10:13 AM EST on January 10, 2021

Chase Young and Tom Brady

Photo by Rob Carr/Getty Images

Tom Brady was not crud last night, for the same reasons he has not been crud for most of the season: He threw the ball accurately, he threw the ball deep, and, most importantly, he had time to throw the ball. He finished the game with 381 yards and two touchdowns, and the Bucs beat the Washington Football Team 31-23. If there's one surefire way to have a bad time while playing against Brady, it's to give him a clean pocket.

It was up to Chase Young, the Washington Football Team's star rookie defensive end, to make Brady unclean. It was a task he seemed confident in completing, so much so that he was yelling, "Tom Brady! Tom Brady, I'm coming. I want Tom! I want Tom!" as he jogged off the field following his team's Week 17 victory over the Eagles.

That confidence certainly inspired some fantasy scenarios in the heads of WFT fans and Brady-haters in advance of Sunday's game. It's okay, you can admit it. You spent 15 minutes on Sunday morning envisioning Brady getting dragged all over the field by Young and the other three first-round picks on Washington's defensive line. You saw Brady, caked in mud, spazzing out at his offensive line after each sack, and angrily yanking at his chinstrap after each panicked interception.

None of that happened, though. Brady was sacked three times in the game, but he wasn't hit much more than that and had plenty of time to wait for routes to develop downfield. Brady threw the deep ball with more success than any quarterback in the league during the regular season, and that trend continued on Sunday. Brady threw 23 passes that traveled 10 yards or more in the air, and he completed 13 of them for 280 yards and two touchdowns.

Young, meanwhile, finished the game with one tackle and zero sacks, and found himself at a bit of a disadvantage when matched up against Rob Gronkowski, whose whole reason for being on the field was to help keep Young in check.

It's something of a cruel twist of fate, then, that Washington's own quarterback, a practice-squadder named Taylor Heinicke who was making just the second NFL start of his career, ended up keeping Washington in the game. Anyone envisioning a WFT victory after it was announced that starting quarterback Alex Smith couldn't play was probably seeing something like a 14-10 slopfest, in which a dominant defensive performance and a fluky defensive or return touchdown would deliver the victory. Instead, Heinicke transformed into Lamar Jackson (306 passing yards, 46 rushing yards, and two touchdowns), and it was he who was let down by the rest of the team.

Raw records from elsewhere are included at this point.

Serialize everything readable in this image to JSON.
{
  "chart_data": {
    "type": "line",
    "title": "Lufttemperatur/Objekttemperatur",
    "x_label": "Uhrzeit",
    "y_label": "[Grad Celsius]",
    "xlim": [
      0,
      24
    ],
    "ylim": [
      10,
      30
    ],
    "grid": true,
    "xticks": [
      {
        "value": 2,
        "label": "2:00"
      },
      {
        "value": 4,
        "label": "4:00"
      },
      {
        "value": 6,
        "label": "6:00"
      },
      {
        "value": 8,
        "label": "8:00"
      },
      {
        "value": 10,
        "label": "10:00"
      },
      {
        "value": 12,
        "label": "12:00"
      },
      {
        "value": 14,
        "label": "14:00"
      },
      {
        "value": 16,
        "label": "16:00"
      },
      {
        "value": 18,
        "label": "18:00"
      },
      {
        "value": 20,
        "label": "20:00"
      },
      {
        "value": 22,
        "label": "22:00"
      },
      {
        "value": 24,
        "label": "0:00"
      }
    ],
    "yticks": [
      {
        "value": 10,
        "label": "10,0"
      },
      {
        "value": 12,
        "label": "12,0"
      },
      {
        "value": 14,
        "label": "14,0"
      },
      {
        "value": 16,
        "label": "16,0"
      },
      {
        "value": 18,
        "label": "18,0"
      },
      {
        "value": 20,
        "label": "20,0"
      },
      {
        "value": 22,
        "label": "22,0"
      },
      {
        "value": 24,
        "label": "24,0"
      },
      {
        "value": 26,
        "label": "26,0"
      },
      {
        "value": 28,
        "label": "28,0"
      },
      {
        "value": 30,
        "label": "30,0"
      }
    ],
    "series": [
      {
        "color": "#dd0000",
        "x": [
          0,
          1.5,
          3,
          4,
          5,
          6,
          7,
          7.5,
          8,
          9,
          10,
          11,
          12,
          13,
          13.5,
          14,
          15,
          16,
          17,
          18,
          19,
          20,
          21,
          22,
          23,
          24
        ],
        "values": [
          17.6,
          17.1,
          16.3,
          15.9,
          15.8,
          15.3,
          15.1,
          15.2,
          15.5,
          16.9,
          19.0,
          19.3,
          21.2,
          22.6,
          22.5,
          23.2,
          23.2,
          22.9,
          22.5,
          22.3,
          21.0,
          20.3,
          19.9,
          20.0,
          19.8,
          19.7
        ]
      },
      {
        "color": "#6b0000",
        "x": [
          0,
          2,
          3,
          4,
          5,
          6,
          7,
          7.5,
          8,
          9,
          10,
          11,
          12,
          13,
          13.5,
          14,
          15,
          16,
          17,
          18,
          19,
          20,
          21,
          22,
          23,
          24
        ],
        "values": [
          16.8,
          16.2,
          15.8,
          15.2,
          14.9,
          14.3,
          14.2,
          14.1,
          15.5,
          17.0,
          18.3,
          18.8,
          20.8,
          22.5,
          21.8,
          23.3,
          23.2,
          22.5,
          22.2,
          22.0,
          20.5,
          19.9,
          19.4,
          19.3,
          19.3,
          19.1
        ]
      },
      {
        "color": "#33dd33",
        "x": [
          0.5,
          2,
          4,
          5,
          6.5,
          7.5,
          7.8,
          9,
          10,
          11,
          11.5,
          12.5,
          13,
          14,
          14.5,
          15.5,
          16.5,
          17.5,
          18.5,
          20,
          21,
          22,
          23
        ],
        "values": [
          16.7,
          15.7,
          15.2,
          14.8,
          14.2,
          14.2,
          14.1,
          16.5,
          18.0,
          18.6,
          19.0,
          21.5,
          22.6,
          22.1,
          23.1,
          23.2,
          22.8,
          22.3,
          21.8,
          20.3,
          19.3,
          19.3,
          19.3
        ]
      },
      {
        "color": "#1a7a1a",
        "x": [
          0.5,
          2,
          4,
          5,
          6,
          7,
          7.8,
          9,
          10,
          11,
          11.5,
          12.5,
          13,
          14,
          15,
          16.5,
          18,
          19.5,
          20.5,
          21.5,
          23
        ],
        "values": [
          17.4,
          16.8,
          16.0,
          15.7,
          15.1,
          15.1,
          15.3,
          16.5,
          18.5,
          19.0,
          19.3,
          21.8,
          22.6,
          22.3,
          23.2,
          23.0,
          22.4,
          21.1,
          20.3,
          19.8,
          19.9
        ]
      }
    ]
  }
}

The game was there for the taking, and it could have been had with a well-timed strip sack, or a pass deflected at the line and into the arms of a waiting defender, but the defense just never found a way to stop the Bucs' offense from rolling. If you want the story of this game in one clean image, it's that of Young running up the sideline to celebrate with Heinicke after the quarterback's third-quarter touchdown run cut Tampa's lead to two.

Brady and the Bucs needed nine plays to travel 55 yards and get a field goal on the next drive, and then just seven plays to go 69 yards and score a touchdown on their next possession. Heinicke got Washington another touchdown, of course, but it wasn't enough. It was never going to be enough, not as long as Tom Brady was standing comfortably.